Es gibt nur eine Lösung: Er muss durchhalten – bis zum Schulende. Und schafft das. Wie, das kann sich Torsten heute kaum mehr erklären. «Ich habe mich innerlich weggeschaltet und funktioniert. Es war schlimm.» Doch mit dem Abschlusszeugnis in der Tasche entlädt sich der gewaltige Druck in einer handfesten Angststörung. «Ich hatte vor jedem und allem Angst. Angst, einen ehemaligen Mitschüler zu treffen, Angst vor Fremden, Angst vor unerwarteten Situationen. Sowie ich das Haus verliess, bekam ich schon nach wenigen Schritten keine Luft mehr, habe richtig hyperventiliert und glaubte, sterben zu müssen.»

Damals beginnt er eine Therapie. Fünf Jahre lang kann er sich nicht um eine Ausbildung kümmern, sondern nur um seine Gesundheit. «Ich bin in klitzekleinen Schritten zurück ins Leben gekommen», sagt Torsten. Der Therapeut ermutigt ihn, langsam aus dem selbst gewählten Schneckenhaus herauszugehen und sich auf unbekannte Situationen einzulassen. «Es begann damit, allein zum Bäcker zu gehen. Das war eine richtige Hürde, die ich nehmen musste.» Aber er schafft es, traut sich immer mehr zu, erlebt zunehmend Situationen als nicht bedrohlich.

Das Erlebte soll er in Tagesprotokollen aufschreiben. «So kam ich damals zum Schreiben. Es machte mir Spass, mich ganz allein für mich mit Dingen auseinanderzusetzen.» Und die Angst wird immer schwächer, dafür das Selbstbewusstsein grösser. Torsten traut sich immer mehr zu, besucht einen Computerkurs, schafft erst den Fahrausweis, dann den Realschulabschluss, schliesslich eine Ausbildung zum Bürokaufmann.

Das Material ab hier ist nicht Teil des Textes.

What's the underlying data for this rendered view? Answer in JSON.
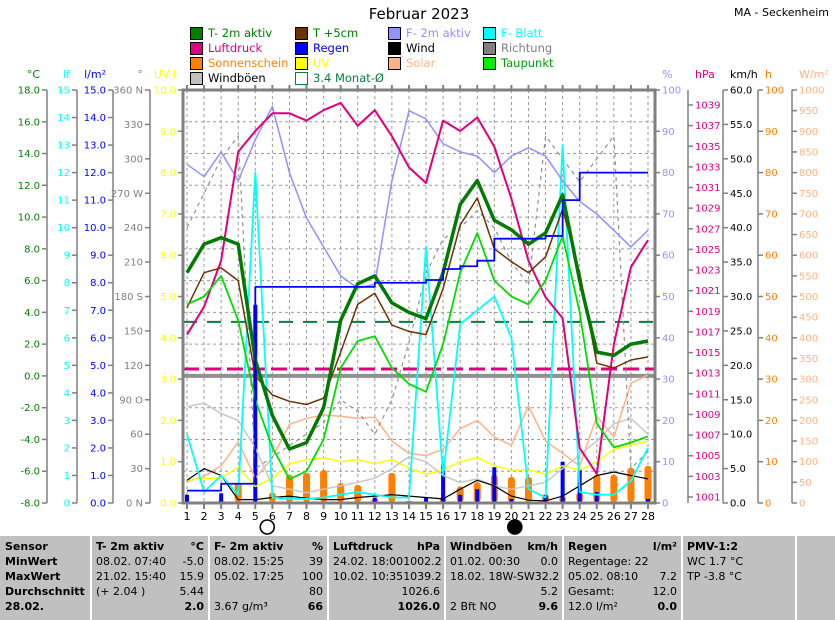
{
  "header": {
    "title": "Februar 2023",
    "station": "MA - Seckenheim"
  },
  "legend": [
    {
      "label": "T- 2m aktiv",
      "swatch": "#008000",
      "text_color": "#008000"
    },
    {
      "label": "T +5cm",
      "swatch": "#703000",
      "text_color": "#008000"
    },
    {
      "label": "F- 2m aktiv",
      "swatch": "#9191FF",
      "text_color": "#9191FF"
    },
    {
      "label": "F- Blatt",
      "swatch": "#00FFFF",
      "text_color": "#00FFFF"
    },
    {
      "label": "Luftdruck",
      "swatch": "#E0007D",
      "text_color": "#E0007D"
    },
    {
      "label": "Regen",
      "swatch": "#0000FF",
      "text_color": "#0000FF"
    },
    {
      "label": "Wind",
      "swatch": "#000000",
      "text_color": "#000000"
    },
    {
      "label": "Richtung",
      "swatch": "#808080",
      "text_color": "#808080"
    },
    {
      "label": "Sonnenschein",
      "swatch": "#FF8000",
      "text_color": "#FF8000"
    },
    {
      "label": "UV",
      "swatch": "#FFFF00",
      "text_color": "#FFFF00"
    },
    {
      "label": "Solar",
      "swatch": "#FFB285",
      "text_color": "#FFB285"
    },
    {
      "label": "Taupunkt",
      "swatch": "#00EE00",
      "text_color": "#00A000"
    },
    {
      "label": "Windböen",
      "swatch": "#C0C0C0",
      "text_color": "#000000"
    },
    {
      "label": "3.4 Monat-Ø",
      "swatch": "#FFFFFF",
      "swatch_border": "#008040",
      "text_color": "#008040"
    }
  ],
  "chart_data": {
    "type": "line",
    "title": "Februar 2023",
    "x": [
      1,
      2,
      3,
      4,
      5,
      6,
      7,
      8,
      9,
      10,
      11,
      12,
      13,
      14,
      15,
      16,
      17,
      18,
      19,
      20,
      21,
      22,
      23,
      24,
      25,
      26,
      27,
      28
    ],
    "grid": true,
    "left_axes": [
      {
        "id": "celsius",
        "unit": "°C",
        "color": "#008000",
        "labels": [
          "18.0",
          "16.0",
          "14.0",
          "12.0",
          "10.0",
          "8.0",
          "6.0",
          "4.0",
          "2.0",
          "0.0",
          "-2.0",
          "-4.0",
          "-6.0",
          "-8.0"
        ]
      },
      {
        "id": "lf",
        "unit": "lf",
        "color": "#00FFFF",
        "labels": [
          "15",
          "14",
          "13",
          "12",
          "11",
          "10",
          "9",
          "8",
          "7",
          "6",
          "5",
          "4",
          "3",
          "2",
          "1",
          "0"
        ]
      },
      {
        "id": "lm2",
        "unit": "l/m²",
        "color": "#0000FF",
        "labels": [
          "15.0",
          "14.0",
          "13.0",
          "12.0",
          "11.0",
          "10.0",
          "9.0",
          "8.0",
          "7.0",
          "6.0",
          "5.0",
          "4.0",
          "3.0",
          "2.0",
          "1.0",
          "0.0"
        ]
      },
      {
        "id": "dir",
        "unit": "°",
        "color": "#808080",
        "labels": [
          "360 N",
          "330",
          "300",
          "270 W",
          "240",
          "210",
          "180 S",
          "150",
          "120",
          "90  O",
          "60",
          "30",
          "0   N"
        ]
      },
      {
        "id": "uvi",
        "unit": "UV-I",
        "color": "#FFFF00",
        "labels": [
          "10.0",
          "9.0",
          "8.0",
          "7.0",
          "6.0",
          "5.0",
          "4.0",
          "3.0",
          "2.0",
          "1.0",
          "0.0"
        ]
      }
    ],
    "right_axes": [
      {
        "id": "pct",
        "unit": "%",
        "color": "#9191FF",
        "labels": [
          "100",
          "90",
          "80",
          "70",
          "60",
          "50",
          "40",
          "30",
          "20",
          "10",
          "0"
        ]
      },
      {
        "id": "hpa",
        "unit": "hPa",
        "color": "#E0007D",
        "labels": [
          "1039",
          "1037",
          "1035",
          "1033",
          "1031",
          "1029",
          "1027",
          "1025",
          "1023",
          "1021",
          "1019",
          "1017",
          "1015",
          "1013",
          "1011",
          "1009",
          "1007",
          "1005",
          "1003",
          "1001"
        ]
      },
      {
        "id": "kmh",
        "unit": "km/h",
        "color": "#000000",
        "labels": [
          "60.0",
          "55.0",
          "50.0",
          "45.0",
          "40.0",
          "35.0",
          "30.0",
          "25.0",
          "20.0",
          "15.0",
          "10.0",
          "5.0",
          "0.0"
        ]
      },
      {
        "id": "h",
        "unit": "h",
        "color": "#FF8000",
        "labels": [
          "100",
          "90",
          "80",
          "70",
          "60",
          "50",
          "40",
          "30",
          "20",
          "10",
          "0"
        ]
      },
      {
        "id": "wm2",
        "unit": "W/m²",
        "color": "#FFB285",
        "labels": [
          "1000",
          "950",
          "900",
          "850",
          "800",
          "750",
          "700",
          "650",
          "600",
          "550",
          "500",
          "450",
          "400",
          "350",
          "300",
          "250",
          "200",
          "150",
          "100",
          "50",
          "0"
        ]
      }
    ],
    "reference_lines": [
      {
        "name": "zero-celsius-line",
        "scale": "temp",
        "value": 0,
        "color": "#909090",
        "width": 4,
        "dash": ""
      },
      {
        "name": "monthly-avg-temp",
        "scale": "temp",
        "value": 3.4,
        "color": "#008040",
        "width": 2,
        "dash": "14,10"
      },
      {
        "name": "avg-pressure",
        "scale": "hpa",
        "value": 1013.6,
        "color": "#E0007D",
        "width": 3,
        "dash": "16,6"
      }
    ],
    "series": [
      {
        "name": "Solar",
        "color": "#FFB285",
        "scale": "wm2",
        "width": 1.5,
        "values": [
          51,
          65,
          90,
          148,
          60,
          110,
          190,
          205,
          213,
          210,
          205,
          208,
          150,
          120,
          115,
          130,
          180,
          200,
          160,
          140,
          235,
          150,
          120,
          90,
          210,
          160,
          290,
          310
        ]
      },
      {
        "name": "UV",
        "color": "#FFFF00",
        "scale": "uv",
        "width": 1.5,
        "values": [
          0.55,
          0.6,
          0.6,
          0.87,
          0.4,
          0.6,
          0.95,
          1.05,
          1.1,
          1.0,
          1.05,
          0.95,
          1.05,
          0.85,
          0.7,
          0.8,
          1.0,
          1.1,
          0.9,
          0.8,
          0.8,
          0.7,
          0.9,
          0.8,
          1.0,
          1.3,
          1.4,
          1.5
        ]
      },
      {
        "name": "Windböen",
        "color": "#C8C8C8",
        "scale": "kmh",
        "width": 1.5,
        "values": [
          14,
          14.5,
          13,
          12,
          8,
          2.5,
          2,
          1.5,
          2,
          2.5,
          3,
          3.6,
          5,
          6.7,
          6,
          4,
          3,
          3.5,
          2.5,
          2,
          2.5,
          3,
          5,
          7,
          9,
          11.5,
          12.3,
          10
        ]
      },
      {
        "name": "Richtung",
        "color": "#909090",
        "scale": "dir",
        "width": 1.2,
        "dash": "4,4",
        "values": [
          240,
          270,
          300,
          320,
          30,
          40,
          50,
          60,
          70,
          90,
          80,
          60,
          90,
          140,
          200,
          230,
          240,
          255,
          240,
          210,
          190,
          320,
          300,
          280,
          300,
          320,
          30,
          45
        ]
      },
      {
        "name": "Wind",
        "color": "#000000",
        "scale": "kmh",
        "width": 1.2,
        "values": [
          3.3,
          5,
          4,
          0.5,
          0.5,
          0.8,
          1,
          0.7,
          0.5,
          0.5,
          0.8,
          1,
          1.2,
          1,
          0.8,
          0.6,
          2,
          3.3,
          2.5,
          1,
          0.4,
          0.3,
          1,
          2.5,
          4,
          4.5,
          4,
          3.5
        ]
      },
      {
        "name": "F- Blatt",
        "color": "#00FFFF",
        "scale": "lf",
        "width": 1.8,
        "values": [
          2.5,
          0.4,
          1.0,
          0.3,
          12.0,
          0.2,
          0.15,
          0.15,
          0.2,
          0.3,
          0.4,
          0.3,
          0.2,
          0.2,
          9.3,
          1.0,
          6.5,
          7.0,
          7.5,
          6.0,
          0.5,
          0.2,
          13.0,
          0.4,
          0.3,
          0.3,
          0.8,
          2.0
        ]
      },
      {
        "name": "F- 2m aktiv",
        "color": "#9191FF",
        "scale": "pct",
        "width": 1.5,
        "values": [
          82,
          79,
          85,
          78,
          88,
          96,
          80,
          69,
          62,
          55,
          52,
          53,
          78,
          95,
          93,
          87,
          85,
          84,
          80,
          84,
          86,
          84,
          78,
          73,
          70,
          66,
          62,
          66
        ]
      },
      {
        "name": "Luftdruck",
        "color": "#E0007D",
        "scale": "hpa",
        "width": 2,
        "values": [
          1016.9,
          1019.6,
          1024.0,
          1034.5,
          1036.5,
          1038.2,
          1038.2,
          1037.5,
          1038.5,
          1039.2,
          1037.0,
          1038.5,
          1036.0,
          1033.0,
          1031.5,
          1037.5,
          1036.5,
          1037.8,
          1035.0,
          1030.0,
          1024.0,
          1020.5,
          1018.5,
          1006.0,
          1003.5,
          1016.0,
          1023.4,
          1026.0
        ]
      },
      {
        "name": "T +5cm",
        "color": "#703000",
        "scale": "temp",
        "width": 1.5,
        "values": [
          4.3,
          6.5,
          6.8,
          6.0,
          0.0,
          -1.2,
          -1.6,
          -1.8,
          -1.4,
          1.5,
          4.5,
          5.2,
          3.2,
          2.8,
          2.6,
          5.5,
          9.5,
          11.2,
          8.0,
          7.2,
          6.5,
          7.5,
          10.5,
          6.5,
          0.8,
          0.5,
          1.0,
          1.2
        ]
      },
      {
        "name": "Taupunkt",
        "color": "#00DD00",
        "scale": "temp",
        "width": 1.8,
        "values": [
          4.5,
          5.0,
          6.3,
          3.5,
          -1.5,
          -4.5,
          -6.5,
          -6.0,
          -4.0,
          0.5,
          2.2,
          2.5,
          0.5,
          -0.5,
          -1.0,
          2.0,
          6.5,
          9.0,
          6.0,
          5.0,
          4.5,
          6.0,
          8.8,
          4.0,
          -3.0,
          -4.5,
          -4.2,
          -3.8
        ]
      },
      {
        "name": "T- 2m aktiv",
        "color": "#007A00",
        "scale": "temp",
        "width": 3.5,
        "values": [
          6.5,
          8.3,
          8.7,
          8.3,
          1.0,
          -2.5,
          -4.6,
          -4.2,
          -2.0,
          3.5,
          5.8,
          6.3,
          4.6,
          4.0,
          3.6,
          6.5,
          10.8,
          12.3,
          9.8,
          9.2,
          8.3,
          9.0,
          11.4,
          6.0,
          1.5,
          1.3,
          2.0,
          2.2
        ]
      },
      {
        "name": "Regen Summe",
        "color": "#0000FF",
        "scale": "lf",
        "width": 1.8,
        "step": true,
        "values": [
          0.45,
          0.45,
          0.7,
          0.7,
          7.85,
          7.85,
          7.85,
          7.85,
          7.85,
          7.85,
          7.85,
          8.0,
          8.0,
          8.0,
          8.1,
          8.5,
          8.6,
          8.8,
          9.6,
          9.6,
          9.6,
          9.7,
          11.0,
          12.0,
          12.0,
          12.0,
          12.0,
          12.0
        ]
      }
    ],
    "bars": [
      {
        "name": "Sonnenschein",
        "color": "#FF8000",
        "scale": "pct",
        "width": 7,
        "values": [
          0,
          0,
          0.5,
          4.8,
          0,
          2.5,
          6.8,
          7.3,
          8.0,
          4.8,
          4.4,
          1.0,
          7.3,
          0.5,
          0.3,
          1.5,
          4.0,
          5.0,
          6.8,
          6.3,
          6.3,
          2.0,
          1.5,
          2.5,
          6.8,
          6.8,
          8.5,
          9.0
        ]
      },
      {
        "name": "Regen",
        "color": "#0000FF",
        "scale": "lf",
        "width": 4,
        "values": [
          0.3,
          0,
          0.35,
          0,
          7.2,
          0,
          0,
          0,
          0,
          0,
          0,
          0.2,
          0,
          0,
          0.2,
          1.4,
          0.3,
          0.5,
          1.3,
          0.15,
          0,
          0.3,
          1.5,
          1.2,
          0.4,
          0,
          0,
          0.15
        ]
      }
    ],
    "moon_markers": [
      {
        "day": 5.7,
        "phase": "full"
      },
      {
        "day": 20.2,
        "phase": "new"
      }
    ],
    "axis_ranges": {
      "temp": [
        -8,
        18
      ],
      "pct": [
        0,
        100
      ],
      "lf": [
        0,
        15
      ],
      "lm2": [
        0,
        15
      ],
      "hpa": [
        1001,
        1039
      ],
      "kmh": [
        0,
        60
      ],
      "h": [
        0,
        100
      ],
      "wm2": [
        0,
        1000
      ],
      "dir": [
        0,
        360
      ],
      "uv": [
        0,
        10
      ]
    }
  },
  "table": {
    "row_labels": [
      "Sensor",
      "MinWert",
      "MaxWert",
      "Durchschnitt",
      "28.02."
    ],
    "columns": [
      {
        "header": "T- 2m aktiv",
        "unit": "°C",
        "rows": [
          [
            "08.02.  07:40",
            "-5.0"
          ],
          [
            "21.02.  15:40",
            "15.9"
          ],
          [
            "(+ 2.04 )",
            "5.44"
          ],
          [
            "",
            "2.0"
          ]
        ]
      },
      {
        "header": "F- 2m aktiv",
        "unit": "%",
        "rows": [
          [
            "08.02.  15:25",
            "39"
          ],
          [
            "05.02.  17:25",
            "100"
          ],
          [
            "",
            "80"
          ],
          [
            "3.67 g/m³",
            "66"
          ]
        ]
      },
      {
        "header": "Luftdruck",
        "unit": "hPa",
        "rows": [
          [
            "24.02.  18:00",
            "1002.2"
          ],
          [
            "10.02.  10:35",
            "1039.2"
          ],
          [
            "",
            "1026.6"
          ],
          [
            "",
            "1026.0"
          ]
        ]
      },
      {
        "header": "Windböen",
        "unit": "km/h",
        "rows": [
          [
            "01.02.  00:30",
            "0.0"
          ],
          [
            "18.02.  18W-SW",
            "32.2"
          ],
          [
            "",
            "5.2"
          ],
          [
            "2 Bft NO",
            "9.6"
          ]
        ]
      },
      {
        "header": "Regen",
        "unit": "l/m²",
        "rows": [
          [
            "Regentage: 22",
            ""
          ],
          [
            "05.02.  08:10",
            "7.2"
          ],
          [
            "Gesamt:",
            "12.0"
          ],
          [
            "12.0 l/m²",
            "0.0"
          ]
        ]
      },
      {
        "header": "PMV-1:2",
        "unit": "",
        "rows": [
          [
            "WC 1.7 °C",
            ""
          ],
          [
            "TP -3.8 °C",
            ""
          ],
          [
            "",
            ""
          ],
          [
            "",
            ""
          ]
        ]
      }
    ]
  }
}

Die Wende kommt schliesslich durch den Arbeitsplatz bei einem Inkasso-Unternehmen. Statt Hass und Ausgrenzung erlebt er hier Offenheit und Freundschaft. Das neue Leben verleiht ihm Flügel. Er verarbeitet seine Erfahrungen zu einem Buch, will damit anderen Mobbing-Opfern Mut machen. Und er entwickelt immer vielfältigere Interessen, engagiert sich für den Naturschutz, schreibt einen Blog, mittlerweile schon zwei Krimis.

Heute ist nichts mehr, wie es einmal war. Wenn er eine Lesung hat, liest er charmant und selbstsicher aus seinem Buch. «Klar denke ich daran, wie es früher war, als ich an der Tafel stand und mich alle auslachten. Heute lacht niemand mehr, im Gegenteil. Man hört mir zu. Ich bin stolz darauf, dass ich das geschafft habe.»